Ever since the Wrights, one of the vexing problems of aircraft maintenance has been access to the nooks and crannies of the machine. Maintenance technicians have spent major portions of their lives with flashlights and mirrors peering through inspection ports trying to assure that all is well within; at significant expense, major assemblies have been unbolted and removed to allow visual inspection of their insides because of a symptom of illness—often to find that they are healthy—while the act of removal and replacement itself caused damage.
The first borescope—a skinny tube with an objective lens on one end and eyepiece on the other with a relay optical system in between—was developed shortly after the first World War . It proved effective; although the miniaturized optics meant it wasn’t cheap and getting effective illumination to the area of interest was a challenge.

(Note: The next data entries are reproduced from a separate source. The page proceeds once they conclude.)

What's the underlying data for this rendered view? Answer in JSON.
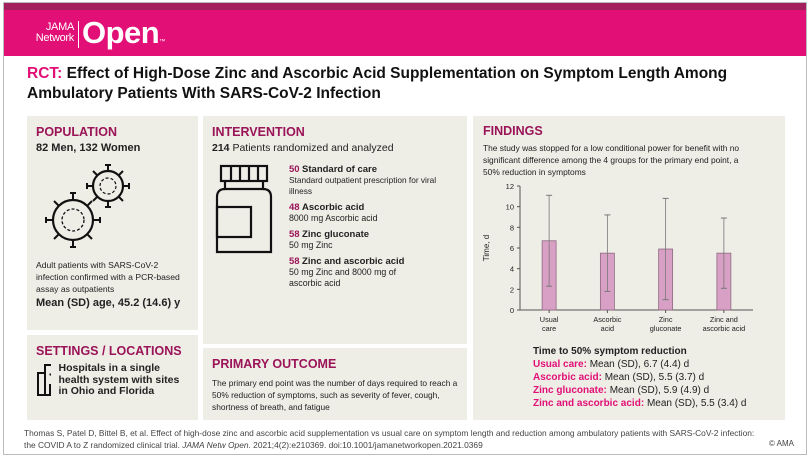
{
  "header": {
    "logo_small": "JAMA Network",
    "logo_big": "Open",
    "logo_tm": "™"
  },
  "title": {
    "prefix": "RCT:",
    "text": "Effect of High-Dose Zinc and Ascorbic Acid Supplementation on Symptom Length Among Ambulatory Patients With SARS-CoV-2 Infection"
  },
  "population": {
    "heading": "POPULATION",
    "summary": "82 Men, 132 Women",
    "description": "Adult patients with SARS-CoV-2 infection confirmed with a PCR-based assay as outpatients",
    "age": "Mean (SD) age, 45.2 (14.6) y",
    "icon": "virus-icon"
  },
  "settings": {
    "heading": "SETTINGS / LOCATIONS",
    "text": "Hospitals in a single health system with sites in Ohio and Florida",
    "icon": "hospital-icon"
  },
  "intervention": {
    "heading": "INTERVENTION",
    "total": "214",
    "total_label": "Patients randomized and analyzed",
    "icon": "pill-bottle-icon",
    "groups": [
      {
        "n": "50",
        "name": "Standard of care",
        "detail": "Standard outpatient prescription for viral illness"
      },
      {
        "n": "48",
        "name": "Ascorbic acid",
        "detail": "8000 mg Ascorbic acid"
      },
      {
        "n": "58",
        "name": "Zinc gluconate",
        "detail": "50 mg Zinc"
      },
      {
        "n": "58",
        "name": "Zinc and ascorbic acid",
        "detail": "50 mg Zinc and 8000 mg of ascorbic acid"
      }
    ]
  },
  "outcome": {
    "heading": "PRIMARY OUTCOME",
    "text": "The primary end point was the number of days required to reach a 50% reduction of symptoms, such as severity of fever, cough, shortness of  breath, and fatigue"
  },
  "findings": {
    "heading": "FINDINGS",
    "text": "The study was stopped for a low conditional power for benefit with no significant difference among the 4 groups for the primary end point, a 50% reduction in symptoms",
    "results_title": "Time to 50% symptom reduction",
    "results": [
      {
        "label": "Usual care:",
        "value": "Mean (SD), 6.7 (4.4) d"
      },
      {
        "label": "Ascorbic acid:",
        "value": "Mean (SD), 5.5 (3.7) d"
      },
      {
        "label": "Zinc gluconate:",
        "value": "Mean (SD), 5.9 (4.9) d"
      },
      {
        "label": "Zinc and ascorbic acid:",
        "value": "Mean (SD), 5.5 (3.4) d"
      }
    ]
  },
  "chart_data": {
    "type": "bar",
    "categories": [
      "Usual care",
      "Ascorbic acid",
      "Zinc gluconate",
      "Zinc and ascorbic acid"
    ],
    "category_lines": [
      [
        "Usual",
        "care"
      ],
      [
        "Ascorbic",
        "acid"
      ],
      [
        "Zinc",
        "gluconate"
      ],
      [
        "Zinc and",
        "ascorbic acid"
      ]
    ],
    "values": [
      6.7,
      5.5,
      5.9,
      5.5
    ],
    "error_low": [
      2.3,
      1.8,
      1.0,
      2.1
    ],
    "error_high": [
      11.1,
      9.2,
      10.8,
      8.9
    ],
    "ylabel": "Time, d",
    "ylim": [
      0,
      12
    ],
    "yticks": [
      0,
      2,
      4,
      6,
      8,
      10,
      12
    ],
    "bar_color": "#d9a0c6",
    "grid": false
  },
  "citation": {
    "text": "Thomas S, Patel D, Bittel B, et al. Effect of high-dose zinc and ascorbic acid supplementation vs usual care on symptom length and reduction among ambulatory patients with SARS-CoV-2 infection: the COVID A to Z randomized clinical trial. ",
    "journal": "JAMA Netw Open",
    "rest": ". 2021;4(2):e210369. doi:10.1001/jamanetworkopen.2021.0369",
    "copyright": "© AMA"
  },
  "colors": {
    "brand": "#e20f76",
    "heading": "#9b1458",
    "panel": "#eeede6"
  }
}
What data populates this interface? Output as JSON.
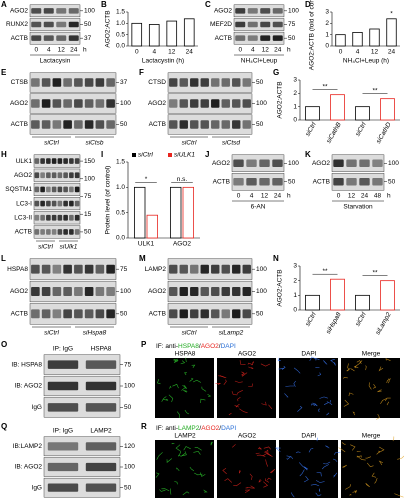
{
  "panels": [
    {
      "kind": "blot",
      "letter": "A",
      "rows": [
        "AGO2",
        "RUNX2",
        "ACTB"
      ],
      "markers": [
        "100",
        "50",
        "37"
      ],
      "lanes": [
        "0",
        "4",
        "12",
        "24"
      ],
      "unit": "h",
      "treatment": "Lactacysin"
    },
    {
      "kind": "chart",
      "letter": "B",
      "ylabel": "AGO2:ACTB",
      "xlabel": "Lactacystin (h)",
      "categories": [
        "0",
        "4",
        "12",
        "24"
      ],
      "values": [
        1.0,
        0.95,
        1.1,
        1.2
      ],
      "color": "#000000",
      "ylim": [
        0,
        1.5
      ],
      "yticks": [
        {
          "value": 0,
          "label": "0.0"
        },
        {
          "value": 0.5,
          "label": "0.5"
        },
        {
          "value": 1,
          "label": "1.0"
        },
        {
          "value": 1.5,
          "label": "1.5"
        }
      ]
    },
    {
      "kind": "blot",
      "letter": "C",
      "rows": [
        "AGO2",
        "MEF2D",
        "ACTB"
      ],
      "markers": [
        "100",
        "75",
        "50"
      ],
      "lanes": [
        "0",
        "4",
        "12",
        "24"
      ],
      "unit": "h",
      "treatment": "NH₄Cl+Leup"
    },
    {
      "kind": "chart",
      "letter": "D",
      "ylabel": "AGO2:ACTB (fold of control)",
      "xlabel": "NH₄Cl+Leup (h)",
      "categories": [
        "0",
        "4",
        "12",
        "24"
      ],
      "values": [
        1.0,
        1.2,
        1.5,
        2.4
      ],
      "color": "#000000",
      "ylim": [
        0,
        3
      ],
      "yticks": [
        0,
        1,
        2,
        3
      ],
      "annotations": [
        "*"
      ]
    },
    {
      "kind": "blot",
      "letter": "E",
      "rows": [
        "CTSB",
        "AGO2",
        "ACTB"
      ],
      "markers": [
        "37",
        "100",
        "50"
      ],
      "groups": [
        "siCtrl",
        "siCtsb"
      ]
    },
    {
      "kind": "blot",
      "letter": "F",
      "rows": [
        "CTSD",
        "AGO2",
        "ACTB"
      ],
      "markers": [
        "50",
        "100",
        "50"
      ],
      "groups": [
        "siCtrl",
        "siCtsd"
      ]
    },
    {
      "kind": "chart",
      "letter": "G",
      "ylabel": "AGO2:ACTB",
      "categories": [
        "siCtrl",
        "siCathB",
        "siCtrl",
        "siCathD"
      ],
      "values": [
        1.0,
        1.9,
        1.0,
        1.6
      ],
      "colors": [
        "#000000",
        "#e8251f",
        "#000000",
        "#e8251f"
      ],
      "ylim": [
        0,
        3
      ],
      "yticks": [
        0,
        1,
        2,
        3
      ],
      "annotations": [
        "**",
        "**"
      ]
    },
    {
      "kind": "blot",
      "letter": "H",
      "rows": [
        "ULK1",
        "AGO2",
        "SQSTM1",
        "LC3-I",
        "LC3-II",
        "ACTB"
      ],
      "markers": [
        "150",
        "100",
        "75",
        "15",
        "50"
      ],
      "groups": [
        "siCtrl",
        "siUlk1"
      ]
    },
    {
      "kind": "chart",
      "letter": "I",
      "ylabel": "Protein level (of control)",
      "categories": [
        "ULK1",
        "AGO2"
      ],
      "series": [
        {
          "name": "siCtrl",
          "color": "#000000",
          "values": [
            1.0,
            1.0
          ]
        },
        {
          "name": "siULK1",
          "color": "#e8251f",
          "values": [
            0.45,
            1.0
          ]
        }
      ],
      "ylim": [
        0,
        1.5
      ],
      "yticks": [
        {
          "value": 0,
          "label": "0.0"
        },
        {
          "value": 0.5,
          "label": "0.5"
        },
        {
          "value": 1,
          "label": "1.0"
        },
        {
          "value": 1.5,
          "label": "1.5"
        }
      ],
      "annotations": [
        "*",
        "n.s."
      ]
    },
    {
      "kind": "blot",
      "letter": "J",
      "rows": [
        "AGO2",
        "ACTB"
      ],
      "markers": [
        "100",
        "50"
      ],
      "lanes": [
        "0",
        "4",
        "12",
        "24"
      ],
      "unit": "h",
      "treatment": "6-AN"
    },
    {
      "kind": "blot",
      "letter": "K",
      "rows": [
        "AGO2",
        "ACTB"
      ],
      "markers": [
        "100",
        "50"
      ],
      "lanes": [
        "0",
        "12",
        "24",
        "48"
      ],
      "unit": "h",
      "treatment": "Starvation"
    },
    {
      "kind": "blot",
      "letter": "L",
      "rows": [
        "HSPA8",
        "AGO2",
        "ACTB"
      ],
      "markers": [
        "75",
        "100",
        "50"
      ],
      "groups": [
        "siCtrl",
        "siHspa8"
      ]
    },
    {
      "kind": "blot",
      "letter": "M",
      "rows": [
        "LAMP2",
        "AGO2",
        "ACTB"
      ],
      "markers": [
        "100",
        "100",
        "50"
      ],
      "groups": [
        "siCtrl",
        "siLamp2"
      ]
    },
    {
      "kind": "chart",
      "letter": "N",
      "ylabel": "AGO2:ACTB",
      "categories": [
        "siCtrl",
        "siHspa8",
        "siCtrl",
        "siLamp2"
      ],
      "values": [
        1.0,
        2.1,
        1.0,
        2.0
      ],
      "colors": [
        "#000000",
        "#e8251f",
        "#000000",
        "#e8251f"
      ],
      "ylim": [
        0,
        3
      ],
      "yticks": [
        0,
        1,
        2,
        3
      ],
      "annotations": [
        "**",
        "**"
      ]
    },
    {
      "kind": "blot",
      "letter": "O",
      "header": [
        "IP: IgG",
        "HSPA8"
      ],
      "rows": [
        "IB: HSPA8",
        "IB: AGO2",
        "IgG"
      ],
      "markers": [
        "75",
        "100",
        "50"
      ]
    },
    {
      "kind": "if",
      "letter": "P",
      "title": [
        {
          "text": "IF: anti-",
          "color": "#000000"
        },
        {
          "text": "HSPA8",
          "color": "#1faa1f"
        },
        {
          "text": "/",
          "color": "#000000"
        },
        {
          "text": "AGO2",
          "color": "#e8251f"
        },
        {
          "text": "/",
          "color": "#000000"
        },
        {
          "text": "DAPI",
          "color": "#2a6fd6"
        }
      ],
      "channels": [
        {
          "name": "HSPA8",
          "color": "#2fd62f"
        },
        {
          "name": "AGO2",
          "color": "#e8251f"
        },
        {
          "name": "DAPI",
          "color": "#3a7bff"
        },
        {
          "name": "Merge",
          "color": "#e0a020"
        }
      ]
    },
    {
      "kind": "blot",
      "letter": "Q",
      "header": [
        "IP: IgG",
        "LAMP2"
      ],
      "rows": [
        "IB:LAMP2",
        "IB: AGO2",
        "IgG"
      ],
      "markers": [
        "120",
        "100",
        "50"
      ]
    },
    {
      "kind": "if",
      "letter": "R",
      "title": [
        {
          "text": "IF: anti-",
          "color": "#000000"
        },
        {
          "text": "LAMP2",
          "color": "#1faa1f"
        },
        {
          "text": "/",
          "color": "#000000"
        },
        {
          "text": "AGO2",
          "color": "#e8251f"
        },
        {
          "text": "/",
          "color": "#000000"
        },
        {
          "text": "DAPI",
          "color": "#2a6fd6"
        }
      ],
      "channels": [
        {
          "name": "LAMP2",
          "color": "#2fd62f"
        },
        {
          "name": "AGO2",
          "color": "#e8251f"
        },
        {
          "name": "DAPI",
          "color": "#3a7bff"
        },
        {
          "name": "Merge",
          "color": "#e0a020"
        }
      ]
    }
  ]
}
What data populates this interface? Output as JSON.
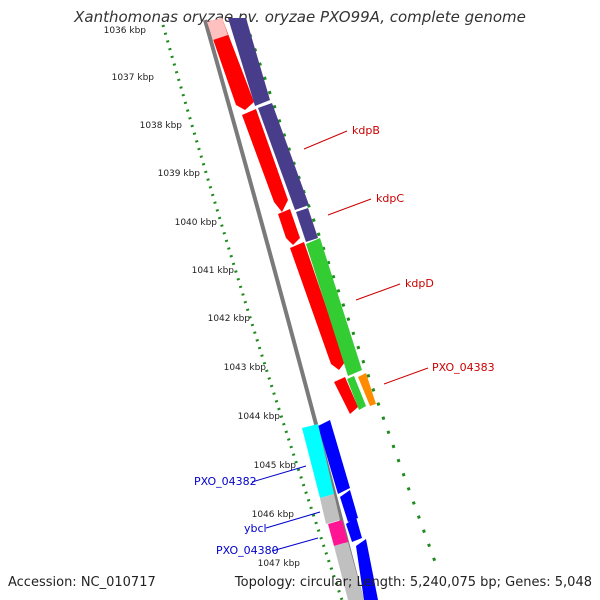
{
  "title": "Xanthomonas oryzae pv. oryzae PXO99A, complete genome",
  "ticks": [
    "1036 kbp",
    "1037 kbp",
    "1038 kbp",
    "1039 kbp",
    "1040 kbp",
    "1041 kbp",
    "1042 kbp",
    "1043 kbp",
    "1044 kbp",
    "1045 kbp",
    "1046 kbp",
    "1047 kbp"
  ],
  "genes_right": [
    "kdpB",
    "kdpC",
    "kdpD",
    "PXO_04383"
  ],
  "genes_left": [
    "PXO_04382",
    "ybcl",
    "PXO_04380"
  ],
  "footer": {
    "accession": "Accession: NC_010717",
    "info": "Topology: circular; Length: 5,240,075 bp; Genes: 5,048"
  },
  "colors": {
    "forward_gene": "#ff0000",
    "reverse_gene": "#0000ff",
    "cog_purple": "#483d8b",
    "cog_green": "#33cc33",
    "cog_cyan": "#00ffff",
    "cog_pink": "#ff1493",
    "cog_orange": "#ff8c00",
    "cog_gray": "#c0c0c0",
    "backbone": "#808080",
    "gc_ticks": "#228b22"
  }
}
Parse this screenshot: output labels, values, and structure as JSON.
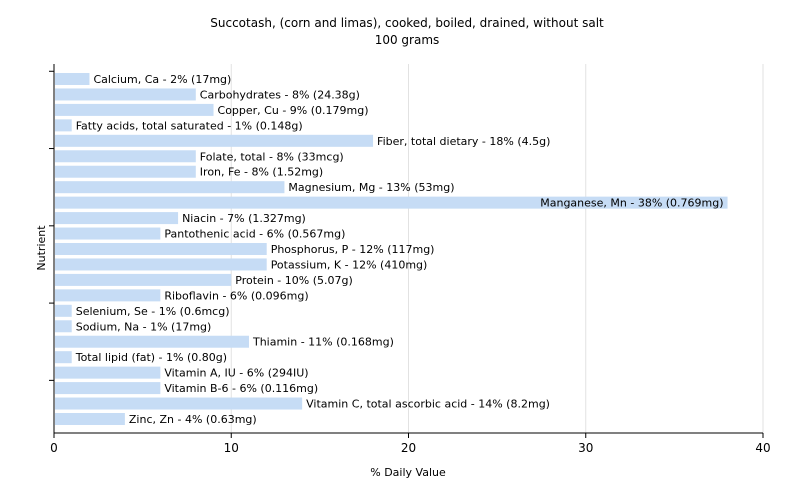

The aviation applications proved self-evident. Engine manufacturers begin recommending their use in the piston world and mandating it in turbine applications. Because they were expensive and not absolutely required for piston engine aircraft, it was rare to find a borescope in a shop that didn’t cater to the turbine set. (There is now at least one AD that requires borescope use in a piston engine cylinder inspection.)
Another problem was that the original, rigid tube borescopes were limited to straight line applications. One could be inserted through a spark plug hole of a cylinder and get an excellent view of the top of the piston and a little of the cylinder walls. Even with a mirror or prism arrangement, it could be tough to see what was most often the area of concern, the valves.
The advent of fiber optics allowed flexible borescopes to become a reality—suddenly it was possible to snake the tip into more locations and find corrosion that had been hiding. Articulated tips were developed so that they could be turned to look back in the direction from which the scope had arrived—getting an excellent view of valves and their seats. Still, cost stayed high as it took a lot of fibers in the fiber optic relay to give acceptable image quality.
The borescope world changed with the advent of the inexpensive, high-resolution miniature video camera and LED lighting. Now, what is technically referred to as a videoscope—a tiny camera mounted on a flexible or rigid tube—has become ubiquitous. We are of the opinion that a videoscope with image quality suitable to be a useful tool in a maintenance technician’s arsenal to help make an informed decision about the health of a cylinder and find corrosion in hidden areas of an airframe can be purchased for under $1000.
We think that there is no longer an excuse for a shop not to own one. We also recommend that any owner who has been advised of low compression on a cylinder not agree to pulling that cylinder until it’s been inspected with a some type of borescope—even if that means going to another shop to have it done.
When we surveyed the market for videoscopes, we found some for under $50 that may well be just the thing for looking into the tight places in the airframe. However, without an articulating head, we don’t think they’re adequate for getting a good view of all of the inside of a cylinder. As with much in aviation, you get what you pay for with a borescope or videoscope and image quality is everything. When it comes to assessing the condition of the inside of a cylinder, we think that it’s possible to buy an adequate unit for under $500.
When it comes to inspecting turbine wheels and blades for FOD and cracking, the need for precise imaging and significant magnification as well as being able to take and record measurements means going to a much higher quality, precision videoscope. Our market survey indicated that a shop should be prepared to spend on the order of $10,000 to $25,000 and work with vendors to get a scope that is right for the inspections the shop does.
Another factor to consider in selecting a scope is the risk of damage to the head should it be dropped or jammed against something during an inspection in a tight area. The less expensive scopes are not particularly damage tolerant, so what might be considered a low-speed impact may mean it becomes junk. The high-end scopes have camera housings made of tungsten or titanium.
Some videoscopes have displays included with the kit, others must link to a computer, smart phone or tablet to display the image.
We were given a demonstration of a GE Measurement and Control XL Vu Videoprobe, a $17,000 precision instrument, by Scott Utz, principal of Arapahoe Aero Aircraft Maintenance at Denver’s Centennial Airport. The unit included a display that was far clearer than our iPad, with better contrast.
Utz told us that it’s a regular practice to connect the videoscope to a large computer monitor when showing a customer the condition of his or her engine. He told us that while the display on the GE unit is excellent, the resolution of the optics can be best appreciated on a computer monitor. When a customer can clearly see an area that a maintenance tech is concerned about, it helps the decision process.
As with other videoscopes, still images and video from the GE unit can be emailed or streamed in real time to allow a customer to see them from anywhere in the world or a maintenance tech to get a second opinion on an issue.